A very interesting look into the world of medical coding was published in today’s New York Times. The article tracks the case of a woman who suffered an emergency that required being helicoptered from one facility to another and a total bill of more than $350,000 for a three-week hospital stay.
Medical codes have their roots in the bubonic plague epidemic in the 17th century in England. The World Health Organization took over the process in the 1940s and renamed it the International Statistical Classification of Diseases, Injuries and Causes of Death, or more commonly known as ICD-9. Those codes describe just about every medical process known to man. Hospitals and healthcare facilities use the codes when billing for the services they render. Insurance companies are experts in understanding the codes, but, in most cases, individual patients are not.
Each billing decision, then, can be seen as a battle of coder versus coder. The coders who work for hospitals and doctors strive to bring in as much revenue as possible from each service, while coders employed by insurers try to deny claims as overreaching. Coders who audit Medicare charts look for abuse to reclaim money or fraud that needs to be punished with fines. Hospital coders teach doctors — and doctors pay to take courses — to learn how they can “upcode” their charts to a more lucrative level with minimal effort. In a doctor’s office, a Level 3 visit (paid, say, at $175) might be legally transformed into a Level 4 (say, $225) by performing one extra maneuver, like weighing the patient or listening to the lungs, whether the patient’s illness required that or not.
Individuals without insurance pay as much as 2.5 times for medical procedures and doctor’s visits as those with insurance, according to a number of different studies.
In working the case profiled in the article, patient advocate experts figured out that the medical center spent less than $60,000 treating the patient, despite sending her a bill for $356,884.42. The case nearly went to court before a settlement was reached. Terms of the settlement were not disclosed.
One of the problems is that coding has become such a specialty that it is actually increasing the cost of healthcare.
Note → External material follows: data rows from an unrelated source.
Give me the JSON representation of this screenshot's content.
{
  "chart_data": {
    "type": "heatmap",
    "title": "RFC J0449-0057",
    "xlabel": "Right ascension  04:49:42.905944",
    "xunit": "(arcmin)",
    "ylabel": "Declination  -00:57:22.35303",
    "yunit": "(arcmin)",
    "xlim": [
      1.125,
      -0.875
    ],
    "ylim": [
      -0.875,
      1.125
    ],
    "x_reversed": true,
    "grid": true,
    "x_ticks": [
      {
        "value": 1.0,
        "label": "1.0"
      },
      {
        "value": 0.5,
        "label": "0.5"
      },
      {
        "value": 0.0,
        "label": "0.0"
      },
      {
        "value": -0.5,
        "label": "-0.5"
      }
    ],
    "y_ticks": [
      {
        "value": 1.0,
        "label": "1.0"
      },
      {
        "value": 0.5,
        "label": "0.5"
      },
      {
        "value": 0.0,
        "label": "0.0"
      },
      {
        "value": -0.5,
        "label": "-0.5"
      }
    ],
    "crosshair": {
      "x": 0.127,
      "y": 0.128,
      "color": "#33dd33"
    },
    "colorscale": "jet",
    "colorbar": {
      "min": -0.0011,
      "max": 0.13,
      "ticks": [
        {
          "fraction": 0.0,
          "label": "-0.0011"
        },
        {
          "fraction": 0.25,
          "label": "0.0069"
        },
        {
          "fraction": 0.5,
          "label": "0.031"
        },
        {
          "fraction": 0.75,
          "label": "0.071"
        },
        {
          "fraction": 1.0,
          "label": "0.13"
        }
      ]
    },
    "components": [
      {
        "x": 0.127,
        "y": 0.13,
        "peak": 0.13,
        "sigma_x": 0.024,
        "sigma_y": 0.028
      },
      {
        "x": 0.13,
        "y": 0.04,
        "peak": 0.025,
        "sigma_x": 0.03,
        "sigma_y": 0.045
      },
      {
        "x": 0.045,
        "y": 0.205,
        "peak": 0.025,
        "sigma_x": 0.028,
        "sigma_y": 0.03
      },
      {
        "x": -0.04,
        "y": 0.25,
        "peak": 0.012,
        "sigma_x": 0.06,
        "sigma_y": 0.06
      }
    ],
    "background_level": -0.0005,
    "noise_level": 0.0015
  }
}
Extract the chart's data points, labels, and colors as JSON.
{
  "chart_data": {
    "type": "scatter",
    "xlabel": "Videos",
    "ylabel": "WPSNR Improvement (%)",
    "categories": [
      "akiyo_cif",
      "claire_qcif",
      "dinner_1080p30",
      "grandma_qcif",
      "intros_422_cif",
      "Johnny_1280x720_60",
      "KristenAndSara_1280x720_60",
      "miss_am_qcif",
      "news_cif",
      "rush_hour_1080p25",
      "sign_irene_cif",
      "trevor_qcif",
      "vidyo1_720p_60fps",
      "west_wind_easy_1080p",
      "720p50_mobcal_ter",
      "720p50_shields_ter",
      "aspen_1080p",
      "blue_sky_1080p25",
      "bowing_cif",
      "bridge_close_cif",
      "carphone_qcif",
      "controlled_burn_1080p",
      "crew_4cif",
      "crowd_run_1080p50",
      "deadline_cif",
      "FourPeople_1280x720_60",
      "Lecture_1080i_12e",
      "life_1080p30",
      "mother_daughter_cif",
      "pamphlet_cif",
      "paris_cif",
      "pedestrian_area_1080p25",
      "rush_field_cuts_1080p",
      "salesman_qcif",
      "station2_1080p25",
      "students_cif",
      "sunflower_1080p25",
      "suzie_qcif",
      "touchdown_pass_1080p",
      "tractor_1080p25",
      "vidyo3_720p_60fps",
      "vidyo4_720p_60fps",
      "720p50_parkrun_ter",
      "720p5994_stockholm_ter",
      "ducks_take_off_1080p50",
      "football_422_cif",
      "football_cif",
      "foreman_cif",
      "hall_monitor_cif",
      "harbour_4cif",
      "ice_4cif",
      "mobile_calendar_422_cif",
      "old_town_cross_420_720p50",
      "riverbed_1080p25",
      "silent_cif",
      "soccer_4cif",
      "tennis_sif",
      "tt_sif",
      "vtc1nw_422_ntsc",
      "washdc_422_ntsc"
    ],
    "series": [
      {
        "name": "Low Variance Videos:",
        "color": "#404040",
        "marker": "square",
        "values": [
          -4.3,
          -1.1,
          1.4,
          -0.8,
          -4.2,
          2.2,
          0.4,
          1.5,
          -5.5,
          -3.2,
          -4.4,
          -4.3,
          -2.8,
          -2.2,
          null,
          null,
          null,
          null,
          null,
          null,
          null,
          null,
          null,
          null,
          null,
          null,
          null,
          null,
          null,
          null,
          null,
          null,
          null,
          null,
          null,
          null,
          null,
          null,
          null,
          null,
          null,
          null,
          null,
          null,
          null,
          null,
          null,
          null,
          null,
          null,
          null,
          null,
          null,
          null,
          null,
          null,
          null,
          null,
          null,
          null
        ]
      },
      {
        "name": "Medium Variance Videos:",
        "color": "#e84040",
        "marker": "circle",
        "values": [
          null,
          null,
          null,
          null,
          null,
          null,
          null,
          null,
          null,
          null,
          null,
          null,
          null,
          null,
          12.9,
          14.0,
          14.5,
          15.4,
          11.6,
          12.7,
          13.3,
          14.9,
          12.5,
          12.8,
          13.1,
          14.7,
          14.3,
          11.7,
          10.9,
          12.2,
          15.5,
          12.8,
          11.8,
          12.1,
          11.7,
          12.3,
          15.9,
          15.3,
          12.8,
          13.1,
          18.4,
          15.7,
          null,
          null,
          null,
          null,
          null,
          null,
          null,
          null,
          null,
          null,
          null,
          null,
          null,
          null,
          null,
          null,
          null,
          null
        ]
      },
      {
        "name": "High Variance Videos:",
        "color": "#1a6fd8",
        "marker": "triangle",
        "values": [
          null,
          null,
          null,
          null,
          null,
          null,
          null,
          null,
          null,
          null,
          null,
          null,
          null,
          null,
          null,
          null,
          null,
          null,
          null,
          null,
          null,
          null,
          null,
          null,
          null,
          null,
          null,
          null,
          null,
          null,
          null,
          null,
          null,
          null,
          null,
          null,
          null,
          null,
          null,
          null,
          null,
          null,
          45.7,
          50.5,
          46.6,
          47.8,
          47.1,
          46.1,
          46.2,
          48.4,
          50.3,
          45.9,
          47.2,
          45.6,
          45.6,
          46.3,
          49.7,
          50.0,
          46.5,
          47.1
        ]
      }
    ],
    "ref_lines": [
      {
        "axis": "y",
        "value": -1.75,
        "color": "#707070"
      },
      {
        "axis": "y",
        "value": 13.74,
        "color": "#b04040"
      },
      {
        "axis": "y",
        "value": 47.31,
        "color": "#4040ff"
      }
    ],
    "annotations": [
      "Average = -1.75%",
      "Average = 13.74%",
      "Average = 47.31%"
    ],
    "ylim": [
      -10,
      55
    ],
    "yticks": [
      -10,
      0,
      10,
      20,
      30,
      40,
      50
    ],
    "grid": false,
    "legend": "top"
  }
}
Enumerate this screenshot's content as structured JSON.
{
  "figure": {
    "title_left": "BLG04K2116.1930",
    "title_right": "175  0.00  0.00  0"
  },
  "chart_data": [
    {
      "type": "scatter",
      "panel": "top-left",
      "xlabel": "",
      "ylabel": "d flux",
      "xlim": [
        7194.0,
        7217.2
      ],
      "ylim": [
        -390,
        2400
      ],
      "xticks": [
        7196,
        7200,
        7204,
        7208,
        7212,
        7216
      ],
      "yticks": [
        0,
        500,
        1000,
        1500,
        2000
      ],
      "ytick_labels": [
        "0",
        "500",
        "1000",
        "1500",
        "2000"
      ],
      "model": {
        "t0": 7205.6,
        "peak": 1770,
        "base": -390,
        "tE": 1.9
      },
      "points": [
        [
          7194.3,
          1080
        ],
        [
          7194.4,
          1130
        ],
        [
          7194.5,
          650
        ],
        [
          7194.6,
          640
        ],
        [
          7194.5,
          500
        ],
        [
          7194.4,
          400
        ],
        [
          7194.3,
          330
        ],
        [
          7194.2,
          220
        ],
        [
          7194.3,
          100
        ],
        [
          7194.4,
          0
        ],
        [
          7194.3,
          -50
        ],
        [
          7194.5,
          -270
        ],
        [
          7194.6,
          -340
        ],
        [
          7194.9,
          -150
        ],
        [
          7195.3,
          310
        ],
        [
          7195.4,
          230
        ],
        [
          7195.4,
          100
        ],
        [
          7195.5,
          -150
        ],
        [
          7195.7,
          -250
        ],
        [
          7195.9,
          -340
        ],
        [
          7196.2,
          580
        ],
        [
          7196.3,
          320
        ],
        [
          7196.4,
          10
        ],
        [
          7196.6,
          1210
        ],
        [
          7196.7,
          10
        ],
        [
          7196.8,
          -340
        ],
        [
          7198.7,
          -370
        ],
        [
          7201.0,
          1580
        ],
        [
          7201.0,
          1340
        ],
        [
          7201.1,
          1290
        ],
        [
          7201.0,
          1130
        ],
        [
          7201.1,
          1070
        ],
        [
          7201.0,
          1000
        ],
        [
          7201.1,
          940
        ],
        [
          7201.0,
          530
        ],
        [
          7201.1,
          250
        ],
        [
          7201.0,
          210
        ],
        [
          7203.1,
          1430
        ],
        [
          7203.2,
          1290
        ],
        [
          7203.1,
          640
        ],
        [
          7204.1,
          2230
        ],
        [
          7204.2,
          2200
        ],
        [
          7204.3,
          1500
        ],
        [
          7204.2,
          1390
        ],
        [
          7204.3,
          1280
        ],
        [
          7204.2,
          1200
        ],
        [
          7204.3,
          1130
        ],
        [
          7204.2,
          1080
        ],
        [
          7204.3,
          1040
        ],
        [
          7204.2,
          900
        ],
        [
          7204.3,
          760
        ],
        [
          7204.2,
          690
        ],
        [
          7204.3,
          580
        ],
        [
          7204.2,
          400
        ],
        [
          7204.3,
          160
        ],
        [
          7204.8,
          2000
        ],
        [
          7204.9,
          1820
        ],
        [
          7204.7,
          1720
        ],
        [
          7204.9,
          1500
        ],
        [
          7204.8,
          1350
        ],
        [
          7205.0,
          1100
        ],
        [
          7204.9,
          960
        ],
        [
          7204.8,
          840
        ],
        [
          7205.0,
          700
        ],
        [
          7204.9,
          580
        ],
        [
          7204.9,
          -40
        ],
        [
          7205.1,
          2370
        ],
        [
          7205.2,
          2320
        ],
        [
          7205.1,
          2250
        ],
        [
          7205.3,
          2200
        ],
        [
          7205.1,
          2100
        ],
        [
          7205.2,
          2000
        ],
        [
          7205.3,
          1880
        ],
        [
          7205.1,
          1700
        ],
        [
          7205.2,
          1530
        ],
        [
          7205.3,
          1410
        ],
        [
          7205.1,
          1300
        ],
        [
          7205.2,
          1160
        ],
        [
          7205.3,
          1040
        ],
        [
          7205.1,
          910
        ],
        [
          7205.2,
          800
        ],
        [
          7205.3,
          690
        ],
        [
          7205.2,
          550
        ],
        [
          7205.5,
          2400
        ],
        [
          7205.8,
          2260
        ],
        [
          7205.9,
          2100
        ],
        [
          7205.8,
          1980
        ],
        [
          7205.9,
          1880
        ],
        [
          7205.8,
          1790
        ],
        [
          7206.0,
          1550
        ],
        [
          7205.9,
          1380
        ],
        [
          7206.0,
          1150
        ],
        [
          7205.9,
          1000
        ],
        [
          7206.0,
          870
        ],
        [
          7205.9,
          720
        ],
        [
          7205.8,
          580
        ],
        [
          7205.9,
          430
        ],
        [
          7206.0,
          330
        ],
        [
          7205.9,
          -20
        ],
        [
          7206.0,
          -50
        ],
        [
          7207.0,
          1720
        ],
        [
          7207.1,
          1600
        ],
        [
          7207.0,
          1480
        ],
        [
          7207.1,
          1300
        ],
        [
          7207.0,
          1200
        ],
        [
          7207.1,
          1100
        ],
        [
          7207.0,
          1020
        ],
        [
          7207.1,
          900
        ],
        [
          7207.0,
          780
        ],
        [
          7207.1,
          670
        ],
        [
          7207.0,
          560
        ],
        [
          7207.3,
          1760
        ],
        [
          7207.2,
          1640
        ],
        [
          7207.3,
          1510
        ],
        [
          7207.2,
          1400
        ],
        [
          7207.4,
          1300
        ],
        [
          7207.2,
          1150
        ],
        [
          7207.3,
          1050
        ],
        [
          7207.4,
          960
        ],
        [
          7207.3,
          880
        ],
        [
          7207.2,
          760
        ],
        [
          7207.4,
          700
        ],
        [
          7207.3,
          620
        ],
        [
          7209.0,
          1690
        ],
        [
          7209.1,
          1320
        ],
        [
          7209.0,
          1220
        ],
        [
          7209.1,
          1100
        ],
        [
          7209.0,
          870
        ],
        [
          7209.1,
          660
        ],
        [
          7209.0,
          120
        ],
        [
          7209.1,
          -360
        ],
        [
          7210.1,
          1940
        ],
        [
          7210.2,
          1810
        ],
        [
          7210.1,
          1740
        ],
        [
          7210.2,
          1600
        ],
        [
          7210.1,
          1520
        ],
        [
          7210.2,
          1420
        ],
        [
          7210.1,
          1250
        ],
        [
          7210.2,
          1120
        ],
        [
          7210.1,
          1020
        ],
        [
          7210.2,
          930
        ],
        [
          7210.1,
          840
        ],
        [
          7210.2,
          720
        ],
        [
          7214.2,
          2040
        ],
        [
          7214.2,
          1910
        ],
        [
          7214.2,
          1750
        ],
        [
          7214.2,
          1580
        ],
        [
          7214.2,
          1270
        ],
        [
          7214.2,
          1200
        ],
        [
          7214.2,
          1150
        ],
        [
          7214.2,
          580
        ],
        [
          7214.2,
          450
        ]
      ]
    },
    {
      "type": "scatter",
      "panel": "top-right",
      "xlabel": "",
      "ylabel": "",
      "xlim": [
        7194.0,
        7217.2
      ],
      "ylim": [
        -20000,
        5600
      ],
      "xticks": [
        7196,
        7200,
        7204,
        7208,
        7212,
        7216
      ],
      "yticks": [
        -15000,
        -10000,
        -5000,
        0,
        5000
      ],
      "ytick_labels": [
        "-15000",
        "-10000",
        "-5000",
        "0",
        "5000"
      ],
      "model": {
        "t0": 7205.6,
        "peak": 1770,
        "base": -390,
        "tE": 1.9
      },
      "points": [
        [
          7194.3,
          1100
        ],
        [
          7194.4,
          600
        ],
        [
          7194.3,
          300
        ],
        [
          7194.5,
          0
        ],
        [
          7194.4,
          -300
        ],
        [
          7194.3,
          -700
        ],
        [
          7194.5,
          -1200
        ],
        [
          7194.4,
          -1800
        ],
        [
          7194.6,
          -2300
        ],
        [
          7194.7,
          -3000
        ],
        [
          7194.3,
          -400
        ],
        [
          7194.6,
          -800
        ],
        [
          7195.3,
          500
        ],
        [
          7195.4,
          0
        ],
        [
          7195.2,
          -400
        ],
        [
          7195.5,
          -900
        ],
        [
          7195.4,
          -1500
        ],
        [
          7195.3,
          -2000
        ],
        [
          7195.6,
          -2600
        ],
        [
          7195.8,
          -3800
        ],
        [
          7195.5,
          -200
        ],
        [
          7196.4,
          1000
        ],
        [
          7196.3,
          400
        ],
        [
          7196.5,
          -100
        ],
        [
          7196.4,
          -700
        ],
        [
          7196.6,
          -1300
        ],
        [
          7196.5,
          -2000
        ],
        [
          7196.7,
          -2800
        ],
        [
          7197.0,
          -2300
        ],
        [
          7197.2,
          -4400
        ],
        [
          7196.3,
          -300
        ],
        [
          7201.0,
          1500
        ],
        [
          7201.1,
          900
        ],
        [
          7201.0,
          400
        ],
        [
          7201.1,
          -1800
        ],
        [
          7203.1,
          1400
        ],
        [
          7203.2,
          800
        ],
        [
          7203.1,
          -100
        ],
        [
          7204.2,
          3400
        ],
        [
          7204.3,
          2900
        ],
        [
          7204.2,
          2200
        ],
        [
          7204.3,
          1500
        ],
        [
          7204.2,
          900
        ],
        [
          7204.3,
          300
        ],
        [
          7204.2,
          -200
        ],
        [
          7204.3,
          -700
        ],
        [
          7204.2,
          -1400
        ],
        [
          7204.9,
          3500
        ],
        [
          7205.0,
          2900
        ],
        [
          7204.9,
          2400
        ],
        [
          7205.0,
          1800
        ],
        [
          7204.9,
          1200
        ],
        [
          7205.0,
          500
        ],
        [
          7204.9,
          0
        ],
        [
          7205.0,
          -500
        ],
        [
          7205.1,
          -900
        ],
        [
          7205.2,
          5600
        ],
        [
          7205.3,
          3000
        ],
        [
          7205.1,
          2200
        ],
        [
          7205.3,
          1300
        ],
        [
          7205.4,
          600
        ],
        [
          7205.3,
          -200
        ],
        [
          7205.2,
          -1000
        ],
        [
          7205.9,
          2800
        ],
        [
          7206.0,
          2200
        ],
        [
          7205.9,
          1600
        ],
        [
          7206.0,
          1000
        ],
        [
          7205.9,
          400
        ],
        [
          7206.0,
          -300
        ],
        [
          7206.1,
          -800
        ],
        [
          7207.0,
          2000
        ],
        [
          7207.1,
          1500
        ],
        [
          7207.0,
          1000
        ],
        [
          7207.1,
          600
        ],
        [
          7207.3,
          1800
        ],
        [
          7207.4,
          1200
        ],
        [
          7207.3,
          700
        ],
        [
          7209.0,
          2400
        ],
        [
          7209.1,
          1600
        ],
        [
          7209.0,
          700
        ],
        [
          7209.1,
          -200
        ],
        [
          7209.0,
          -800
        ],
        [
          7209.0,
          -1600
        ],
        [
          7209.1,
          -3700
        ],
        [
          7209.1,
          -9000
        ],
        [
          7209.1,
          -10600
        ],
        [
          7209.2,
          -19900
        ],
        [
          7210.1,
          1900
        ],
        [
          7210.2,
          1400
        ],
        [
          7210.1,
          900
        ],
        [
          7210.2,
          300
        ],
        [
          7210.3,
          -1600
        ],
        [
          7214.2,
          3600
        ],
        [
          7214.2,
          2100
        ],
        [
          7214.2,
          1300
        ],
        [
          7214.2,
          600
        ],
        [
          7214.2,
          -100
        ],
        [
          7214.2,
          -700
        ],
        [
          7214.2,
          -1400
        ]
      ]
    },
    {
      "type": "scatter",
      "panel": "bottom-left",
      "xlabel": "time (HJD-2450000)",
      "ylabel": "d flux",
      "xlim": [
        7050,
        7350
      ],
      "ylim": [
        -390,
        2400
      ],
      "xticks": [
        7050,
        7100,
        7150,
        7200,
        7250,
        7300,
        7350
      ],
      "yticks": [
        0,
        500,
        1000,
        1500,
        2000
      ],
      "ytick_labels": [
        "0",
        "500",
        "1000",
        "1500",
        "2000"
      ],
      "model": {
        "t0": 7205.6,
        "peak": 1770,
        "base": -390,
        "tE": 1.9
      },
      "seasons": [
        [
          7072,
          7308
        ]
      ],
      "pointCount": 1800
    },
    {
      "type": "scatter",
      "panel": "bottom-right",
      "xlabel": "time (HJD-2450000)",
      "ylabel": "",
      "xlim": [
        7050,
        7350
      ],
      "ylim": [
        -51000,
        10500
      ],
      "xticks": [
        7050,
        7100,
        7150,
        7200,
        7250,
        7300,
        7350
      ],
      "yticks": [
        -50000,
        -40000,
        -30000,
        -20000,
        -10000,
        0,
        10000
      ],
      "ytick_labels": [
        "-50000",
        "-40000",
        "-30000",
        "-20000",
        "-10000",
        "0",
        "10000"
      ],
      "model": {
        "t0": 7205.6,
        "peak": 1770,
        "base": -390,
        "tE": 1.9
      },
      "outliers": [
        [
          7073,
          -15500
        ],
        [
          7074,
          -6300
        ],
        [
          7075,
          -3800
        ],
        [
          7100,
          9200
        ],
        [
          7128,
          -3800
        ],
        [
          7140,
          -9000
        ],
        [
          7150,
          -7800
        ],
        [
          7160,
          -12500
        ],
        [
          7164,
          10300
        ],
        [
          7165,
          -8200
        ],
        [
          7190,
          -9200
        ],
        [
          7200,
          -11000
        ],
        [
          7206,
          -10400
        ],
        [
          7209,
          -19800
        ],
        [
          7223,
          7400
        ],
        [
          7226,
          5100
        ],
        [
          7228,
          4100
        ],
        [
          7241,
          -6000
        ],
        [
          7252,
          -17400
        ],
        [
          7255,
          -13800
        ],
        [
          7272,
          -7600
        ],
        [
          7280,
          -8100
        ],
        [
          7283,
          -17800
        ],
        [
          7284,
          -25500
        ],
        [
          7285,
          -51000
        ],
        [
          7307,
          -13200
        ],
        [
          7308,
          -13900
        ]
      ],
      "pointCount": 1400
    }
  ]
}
That discrepancy comes, in part, from the prolonged negotiations over payment and the huge number of coders, billers and collectors who have to be compensated: Their salaries and loans from those years of training in obscure languages are folded into those high charges and rising premiums. In addition, as is often the case in warfare, the big conventional army can be at a disadvantage: The insurance companies and government seem to be always one step behind the latest guerrilla tactics of providers’ coders.